In der »Allgemeinen Terranischen Verordnung zur Normung und Standardisierung technischer Wartungsintervalle für autonome Erhaltungssysteme« vom 27. August 2877 wurde festgelegt, in welchen Abständen automatisierte Prüfroutinen innerhalb positronisch gesteuerter Regelkreisläufe gefahren werden müssen.

Demzufolge wird jeder Raum-, Schutz- oder Kampfanzug mit eigener Luftversorgung alle zwei Minuten und 36 Sekunden, dem rechnerisch ermittelten so genannten »optimalen Intervall«, einer automatischen Routineüberprüfung unterzogen. Die Positronik des Anzuges initiiert ein einfaches Diagnoseprogramm, das den technischen Zustand des Anzugs überprüft. Wird dabei ein Defekt festgestellt, der von den internen Reparatureinrichtungen nicht behoben werden kann, informiert die Anzugspositronik bei nächster Gelegenheit den Wartungsdienst.

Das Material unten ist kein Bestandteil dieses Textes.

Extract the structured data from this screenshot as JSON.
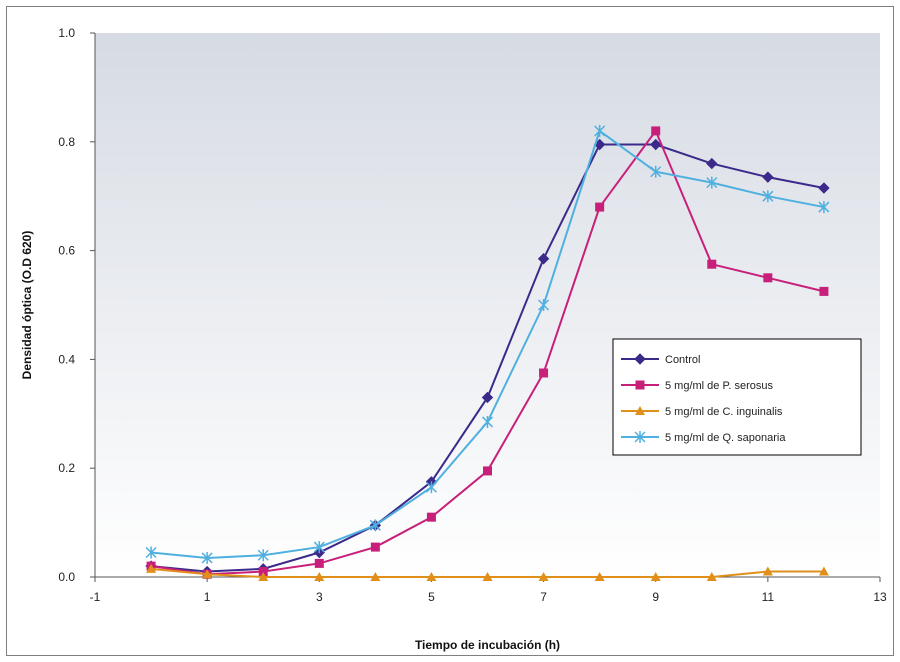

Dem Wartungsintervall wurde Vorrang vor allen anderen Programmbefehlen eingeräumt. Erst wenn ein Anzug total zerstört oder ohne jegliche Energieversorgung ist, wird auch das Intervall abgeschaltet. (Monolith 2)

Bekannte Seriennummern

  • C-l 2654Ü8/A - Seriennummer des Raumanzuges von Bing Hallgan

Geschichte

Schon vor Beginn der bemannten Raumfahrt sorgten die meisten Völker für ein Überleben im freien Vakuum vor, so auch die Terraner. Schon während der ersten bemannten Raumflüge trugen die Astronauten Raumanzüge. Leider waren diese Modelle nicht sehr sicher. So kam es bei einem Routineflug zu einem Todesfall, als ein schlecht sitzender Helm bei einer Beschleunigung von 11,3 Gravos einen Genickbruch verursachte. Trotz dieses Unfalls und weiterer Unglücksfälle hatten diese und nach dem Erstkontakt mit den Arkoniden weitaus modernere Anzüge vielen Menschen das Leben gerettet. (PR 1)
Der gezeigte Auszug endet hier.